Le laser endo-vaginal de ALMA Laser™ utilise la longueur d’onde du C02 pour stimuler de manière douce mais intense la mqueuse vaginale, qui peut s’altérer avec le temps ou des pathologies récurrentes :

  • Sécheresse intime
  • Douleurs durant les rapports
  • Rééducation post-accouchement
  • Atrophie post-ménopause
  • Lichen vulvaire scléroatrophique
  • Incontinence urinaire débutante
  • Psoriasis inversé des grandes lèvres
  • Inconfort intime
  • Relâchement des tissus vulvaires
  • Dépigmentation de la région vulvo-anale.

Ainsi, la stimulation muqueuse permettra de retrouver souplesse et hydratation, que l’on pourra combiner avec des séances de LED endo-vaginale post-traitement immédiat, des injections d’acide hyaluronique (à visée hydratante ou volumatrice) ou encore du tightening des grandes lèvres au laser C02, pour un effet raffermissant ou une dépigmentation douce.
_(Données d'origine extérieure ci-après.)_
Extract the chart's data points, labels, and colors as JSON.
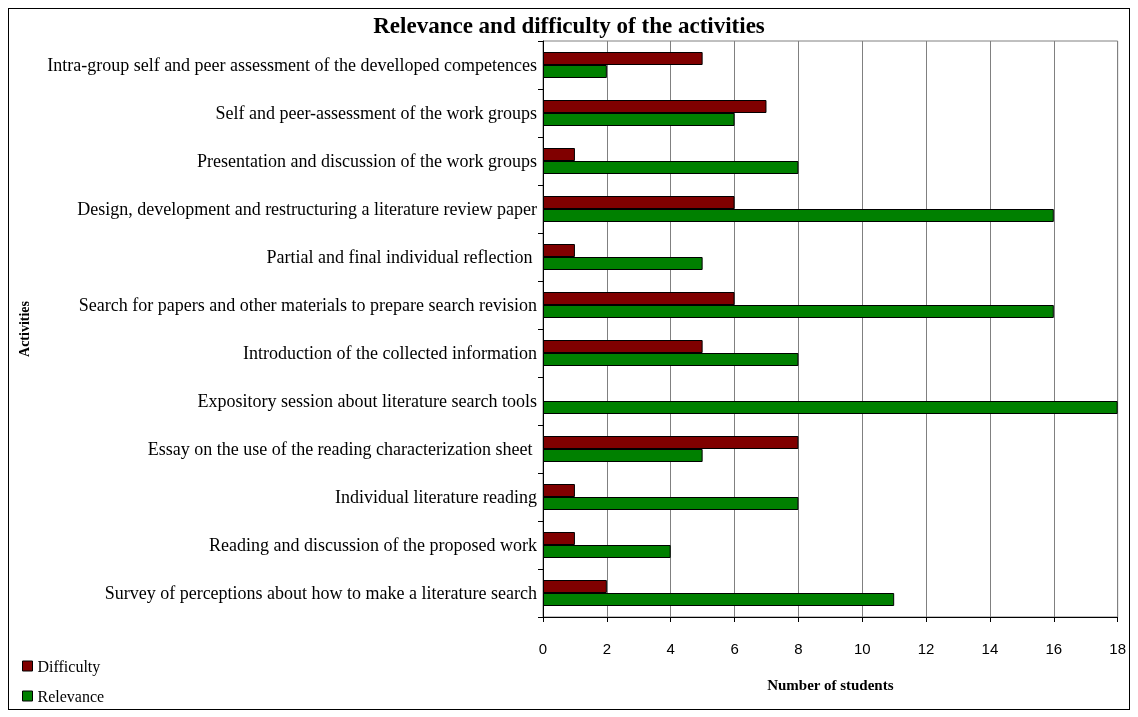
{
  "chart_data": {
    "type": "bar",
    "orientation": "horizontal",
    "title": "Relevance and difficulty of the activities",
    "xlabel": "Number of students",
    "ylabel": "Activities",
    "categories": [
      "Intra-group self and peer assessment of the develloped competences",
      "Self and peer-assessment of the work groups",
      "Presentation and discussion of the work groups",
      "Design, development and restructuring a literature review paper",
      "Partial and final individual reflection ",
      "Search for papers and other materials to prepare search revision",
      "Introduction of the collected information",
      "Expository session about literature search tools",
      "Essay on the use of the reading characterization sheet ",
      "Individual literature reading",
      "Reading and discussion of the proposed work",
      "Survey of perceptions about how to make a literature search"
    ],
    "series": [
      {
        "name": "Difficulty",
        "color": "#800000",
        "values": [
          5,
          7,
          1,
          6,
          1,
          6,
          5,
          null,
          8,
          1,
          1,
          2
        ]
      },
      {
        "name": "Relevance",
        "color": "#008000",
        "values": [
          2,
          6,
          8,
          16,
          5,
          16,
          8,
          18,
          5,
          8,
          4,
          11
        ]
      }
    ],
    "xlim": [
      0,
      18
    ],
    "xticks": [
      0,
      2,
      4,
      6,
      8,
      10,
      12,
      14,
      16,
      18
    ],
    "grid": "x",
    "legend": "bottom left"
  }
}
Le protocole comprend en traitement d’attaque, 1 séance par mois durant 3 à 4 mois selon l’intensité des lésions, suivi d’un traitement d’entretien tous les 6 mois. Pour un simple traitement préventif, une séance tous les 6 mois suffiront à l’effet anti-âging de votre intimité.

— POINT G

Son apparition date de 1982, en mémoire au Dr Gräfenberg qui découvrit cette zone si particulière, en 1950, lors d’études scientifiques sur le plaisir féminin. “Tissu érectile”, “glandes para-urétrales de Skene”, “prostate féminine”, autant de noms pour définir une zone qui suscitent de vifs débats scientifiques quant à son existence et que nombres de femmes ignorent encore. Pour celles qui l’ont apprivoisé, son existence est une évidence.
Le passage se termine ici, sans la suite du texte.